Les initiatives ayant émergé depuis une quarantaine d’années au niveau international pour évaluer les engagements RSE des organisations au service de leurs parties prenantes ont mis en lumière l’apport innovant et essentiel des agences de notation extra-financière dans un champ qui reste livré à des rapports de force exigeant un effort urgent de réglementation.

Depuis plusieurs années déjà, l’ESMA (Autorité européenne des marchés financiers – AEMF) alertait la Commission européenne sur l’absence de réglementation et de supervision d’un marché ESG aux volumes considérables. L’hétérogénéité des pratiques et le laisser-faire encourageaient l’opacité et l’opportunisme des pratiques donnant lieu à des controverses vis-à-vis desquelles l’investisseur pouvait s’estimer lésé.

L’UE a donc travaillé pour formaliser sur le plan réglementaire et normatif son Green Deal visant à adapter les politiques de l’UE en matière de climat, d’énergie, de transport et de fiscalité en vue de réduire les émissions nettes de gaz à effet de serre d’au moins 55 % d’ici à 2030 par rapport aux niveaux de 1990. Ce programme ambitieux suppose de renforcer la divulgation d’informations ESG par les entreprises tout en s’accordant sur un programme commun. Si des règles ont vu le jour avec, successivement, la NFRD, la SFRD, et plus récemment la CSRD, le pilotage communautaire reste tributaire de mécanismes complémentaires de coordination et de contrôle. Encore faut-il des autorités centrales pour endosser un rôle d’arbitre. L’accord de février 2024 va dans ce sens en attribuant à l’ESMA la supervision de la notation des activités ESG en complément de ses activités traditionnelles d’encadrement des agences de notation de crédit. Les agences de notation ESG devront désormais rendre des comptes à l’ESMA et, pour les agences extracommunautaires, à un régulateur financier national agréé par l’ESMA.
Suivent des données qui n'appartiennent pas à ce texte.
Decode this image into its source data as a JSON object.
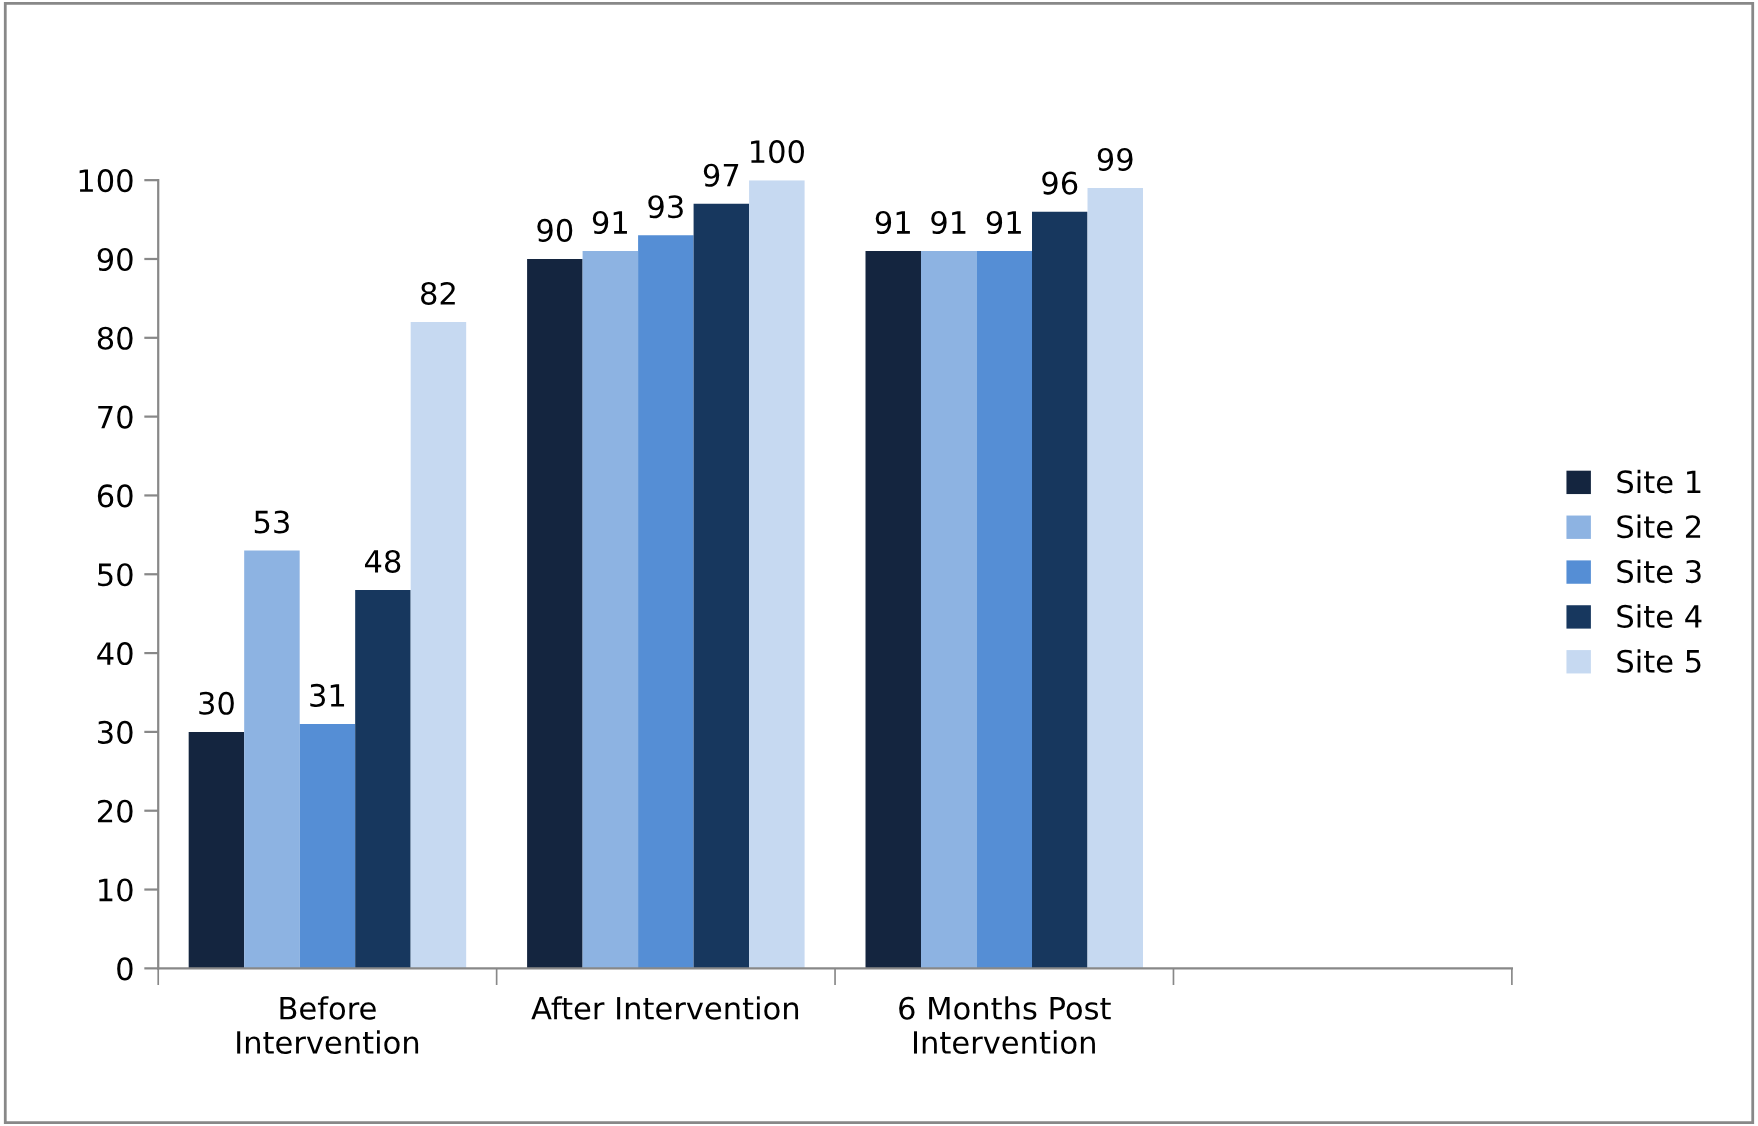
{
  "chart_data": {
    "type": "bar",
    "categories": [
      "Before\nIntervention",
      "After Intervention",
      "6 Months Post\nIntervention",
      null
    ],
    "series": [
      {
        "name": "Site 1",
        "color": "#14253f",
        "values": [
          30,
          90,
          91,
          null
        ]
      },
      {
        "name": "Site 2",
        "color": "#8db3e2",
        "values": [
          53,
          91,
          91,
          null
        ]
      },
      {
        "name": "Site 3",
        "color": "#558ed5",
        "values": [
          31,
          93,
          91,
          null
        ]
      },
      {
        "name": "Site 4",
        "color": "#17375e",
        "values": [
          48,
          97,
          96,
          null
        ]
      },
      {
        "name": "Site 5",
        "color": "#c6d9f1",
        "values": [
          82,
          100,
          99,
          null
        ]
      }
    ],
    "ylim": [
      0,
      100
    ],
    "yticks": [
      0,
      10,
      20,
      30,
      40,
      50,
      60,
      70,
      80,
      90,
      100
    ],
    "grid": false,
    "legend": "right",
    "data_labels": true
  }
}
Les agences devront désormais désagréger leurs notes pour proposer trois évaluations

L’accord dépasse l’organisation des marchés pour poser une première pierre allant vers l’exigence d’une méthodologie unifiée : les agences devront désormais désagréger leurs notes pour proposer trois évaluations propres aux dimensions environnementales, sociales et de gouvernance en expliquant la pondération relative à chacun de ces piliers. Il prolonge en cela le projet ESAP de centralisation des informations sur les activités et produits des entreprises avec un format unique européen. Le projet est lancé. Ses détracteurs pourront toujours lui reprocher de ne pas suffisamment rentrer dans la boîte noire de la notation en laissant subsister des incohérences méthodologiques d’une agence à l’autre. À l’orée de son entrée en vigueur prévue en 2025, il offre une réelle opportunité pour limiter les conflits d’intérêts entre agences et clients.

Dans la partie qui se joue, l’enjeu est colossal puisqu’il s’agit, ni plus ni moins, de définir les normes d’un capitalisme durable où l’Europe, s’il n’est pas trop tard, doit marquer sa singularité.